Jiu-jitsu is an almost extinct art, and a savage one that were better extinct. The real art of self-defense is ju-do. Jiu-jitsu was developed 350 years ago, at a time when there was tribal warfare in Japan. Then a man with a long sword and a man with no sword would meet in the streets. And out of their undying hatred for one another, tribally speaking, it became necessary for the man with no sword to learn a few tricks for dislocating the joints of his enemy, choking him, and rendering him unconscious, etcetera.

- July 6, 1905: Tomita and Maeda gave a judo exhibition at YMCA in Newport, Rhode Island.
- September 30, 1905: Tomita and Maeda gave a demonstration at another YMCA, in Lockport, New York. In Lockport, the local opponent was Mason Shimer, who wrestled Tomita unsuccessfully.

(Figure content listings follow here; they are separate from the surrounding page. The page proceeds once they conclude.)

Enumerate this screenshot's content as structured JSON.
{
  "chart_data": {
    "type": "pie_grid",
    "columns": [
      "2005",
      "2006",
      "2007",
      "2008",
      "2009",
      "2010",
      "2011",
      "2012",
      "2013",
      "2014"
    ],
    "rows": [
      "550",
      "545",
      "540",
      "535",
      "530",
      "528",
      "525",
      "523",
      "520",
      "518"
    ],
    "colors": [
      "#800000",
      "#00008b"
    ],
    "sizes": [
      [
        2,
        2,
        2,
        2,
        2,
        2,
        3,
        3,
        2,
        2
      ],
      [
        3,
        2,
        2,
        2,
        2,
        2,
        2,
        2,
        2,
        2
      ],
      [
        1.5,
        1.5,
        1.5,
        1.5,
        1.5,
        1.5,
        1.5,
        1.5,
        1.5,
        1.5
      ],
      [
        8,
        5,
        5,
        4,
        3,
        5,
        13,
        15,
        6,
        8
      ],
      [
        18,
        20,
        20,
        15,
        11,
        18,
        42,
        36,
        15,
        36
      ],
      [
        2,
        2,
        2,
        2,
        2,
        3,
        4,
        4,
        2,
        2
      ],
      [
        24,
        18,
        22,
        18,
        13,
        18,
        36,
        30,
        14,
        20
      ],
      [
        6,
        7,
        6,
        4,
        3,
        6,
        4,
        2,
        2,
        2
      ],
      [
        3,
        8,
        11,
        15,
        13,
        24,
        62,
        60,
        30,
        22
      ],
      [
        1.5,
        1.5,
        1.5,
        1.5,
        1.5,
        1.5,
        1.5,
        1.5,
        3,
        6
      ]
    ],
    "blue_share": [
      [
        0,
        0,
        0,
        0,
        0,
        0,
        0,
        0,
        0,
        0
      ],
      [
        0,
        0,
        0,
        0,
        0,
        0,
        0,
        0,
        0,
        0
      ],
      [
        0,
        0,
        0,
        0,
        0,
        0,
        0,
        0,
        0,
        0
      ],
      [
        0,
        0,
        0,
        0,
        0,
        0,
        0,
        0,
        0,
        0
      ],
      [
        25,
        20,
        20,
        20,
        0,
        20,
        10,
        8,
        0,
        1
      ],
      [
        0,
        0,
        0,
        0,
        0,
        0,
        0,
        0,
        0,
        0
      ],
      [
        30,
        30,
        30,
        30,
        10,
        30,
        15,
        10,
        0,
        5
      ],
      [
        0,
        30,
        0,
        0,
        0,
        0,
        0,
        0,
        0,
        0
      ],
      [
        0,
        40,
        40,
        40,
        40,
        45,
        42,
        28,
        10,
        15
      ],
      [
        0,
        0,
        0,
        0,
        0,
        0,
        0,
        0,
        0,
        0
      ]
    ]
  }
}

=== Other notable events ===

In April 1905, Tomita and Maeda started a judo club in a commercial space at 1947 Broadway in New York. Members of this club included Japanese expatriates, plus a European American woman named Wilma Berger.

During his return to Japan in 1910, Tomita visited Seattle. To celebrate his visit, the local judo club known as Seattle Dojo held a judo tournament on October 27, 1910, that was attended by local reporters.

==Family==
Tomita's son, Tomita Tsuneo (富田常雄), was a novelist, best known for his judo novels Sanshiro Sugata (1942) and Yawara (1964–65).